Sulfur is ejected from volcanoes all over the world though, so it’s not nearly as precise as scientists would like. Radiocarbon dates of tree logs entombed in hot volcanic flows from the Taupō eruption refined its timing to around 232 CE (1,790 years ago). Fruits and seeds on those preserved trees, and their lack of darker, outer latewood, suggested the volcano blew its top in late summer or autumn, but the year of the eruption was still disputed.

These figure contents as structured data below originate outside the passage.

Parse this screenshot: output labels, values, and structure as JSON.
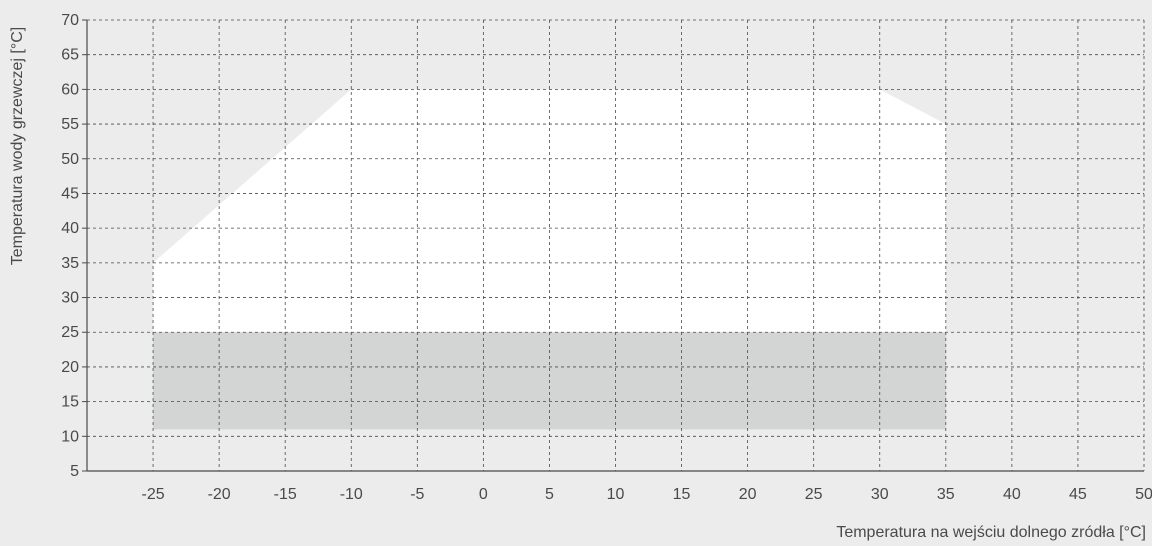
{
  "chart_data": {
    "type": "area",
    "title": "",
    "xlabel": "Temperatura na wejściu dolnego zródła [°C]",
    "ylabel": "Temperatura wody grzewczej [°C]",
    "xlim": [
      -30,
      50
    ],
    "ylim": [
      5,
      70
    ],
    "x_ticks": [
      -25,
      -20,
      -15,
      -10,
      -5,
      0,
      5,
      10,
      15,
      20,
      25,
      30,
      35,
      40,
      45,
      50
    ],
    "y_ticks": [
      5,
      10,
      15,
      20,
      25,
      30,
      35,
      40,
      45,
      50,
      55,
      60,
      65,
      70
    ],
    "grid": true,
    "series": [
      {
        "points": [
          [
            -25,
            35
          ],
          [
            -10,
            60
          ],
          [
            30,
            60
          ],
          [
            35,
            55
          ],
          [
            35,
            25
          ],
          [
            -25,
            25
          ]
        ],
        "color": "#ffffff"
      },
      {
        "points": [
          [
            -25,
            25
          ],
          [
            35,
            25
          ],
          [
            35,
            11
          ],
          [
            -25,
            11
          ]
        ],
        "color": "#d3d5d4"
      }
    ],
    "colors": {
      "background": "#ececec",
      "grid": "#4a4a4a",
      "axis": "#4a4a4a",
      "text": "#4a4a4a"
    }
  }
}
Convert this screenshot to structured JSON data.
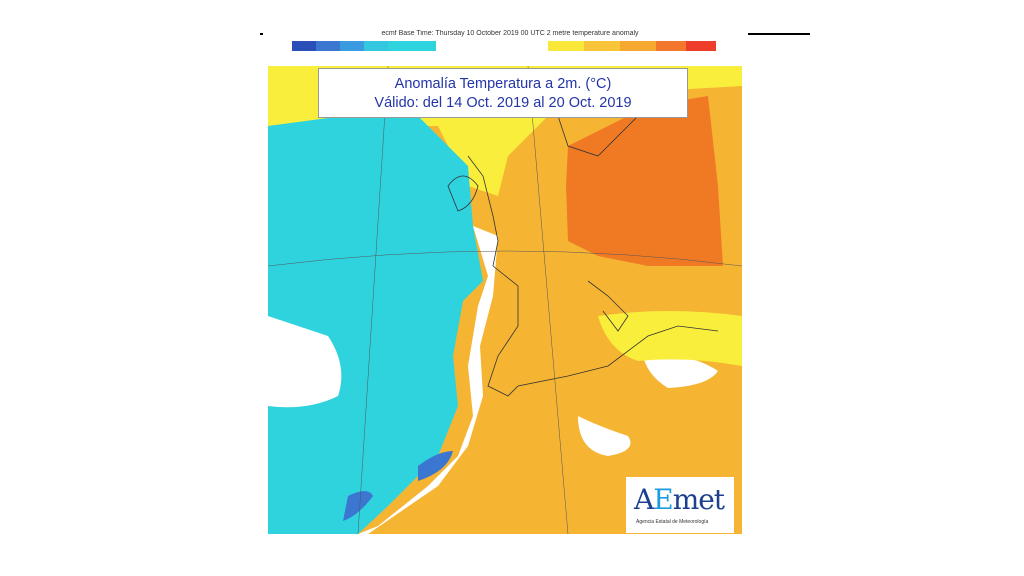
{
  "header": {
    "info": "ecmf  Base Time: Thursday 10 October 2019 00 UTC 2 metre temperature anomaly"
  },
  "scale": {
    "cold_colors": [
      "#2b4fb8",
      "#3b76d0",
      "#3a9be0",
      "#33c8df"
    ],
    "cold_ticks": [
      "-10",
      "-6",
      "-4",
      "-2",
      "-1"
    ],
    "warm_colors": [
      "#f9e83a",
      "#f8c43a",
      "#f7a831",
      "#f4772e",
      "#ee3d2b"
    ],
    "warm_ticks": [
      "1",
      "2",
      "4",
      "6",
      "8",
      "10"
    ]
  },
  "title": {
    "line1": "Anomalía Temperatura a 2m. (°C)",
    "line2": "Válido: del 14 Oct. 2019 al 20 Oct. 2019"
  },
  "logo": {
    "brand_a": "A",
    "brand_e": "E",
    "brand_rest": "met",
    "subtitle": "Agencia Estatal de Meteorología"
  },
  "colors": {
    "cold": "#2ed3de",
    "neutral": "#ffffff",
    "mild_warm": "#f9ee3c",
    "warm": "#f5b533",
    "hot": "#f07a24"
  }
}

So Piva and colleagues turned to an ice core 764 meters long, extracted from the Ross Ice Sheet in West Antarctica and packed with some 83,000 years of climate information.
At a depth of 279 meters the researchers found seven glass shards about 10 to 20 microns long and made of the granite-like mineral rhyolite.
Their geochemical make-up matched other samples from the Taupō eruption, collected in New Zealand. One shard in particular stood out: it was a match for volcanic glass produced by the earlier Ōruanui supereruption of the Taupō volcano, which occurred 25,600 years ago.
This ‘double fingerprint’ of Taupō gave the researchers extra confidence as to the glass shards’ source, while their position in the ice core was dated to the early months of a year close to 230 CE.
The Ōruanui glass, being centuries older but made of the same material, was likely unearthed from the Taupō volcano and expelled into the stratosphere along with the newly formed glass shards of the 230 CE eruption.
“A massive eruption plume would have sent a huge volume of volcanic particles into the air where they would have been widely dispersed by the wind,” explains Piva.
While there is still some margin of error with ice core dating, the researchers say their findings validate the age estimate of the buried tree logs, which likely died in an instant when engulfed by the Taupō volcano’s blistering hot ejecta.
“Confirming the eruption date provides an opportunity to study the volcano’s potential global effects on the atmosphere and climate, which is crucial for better understanding its eruptive history and behavior,” Piva says.
The study has been published in Scientific Reports.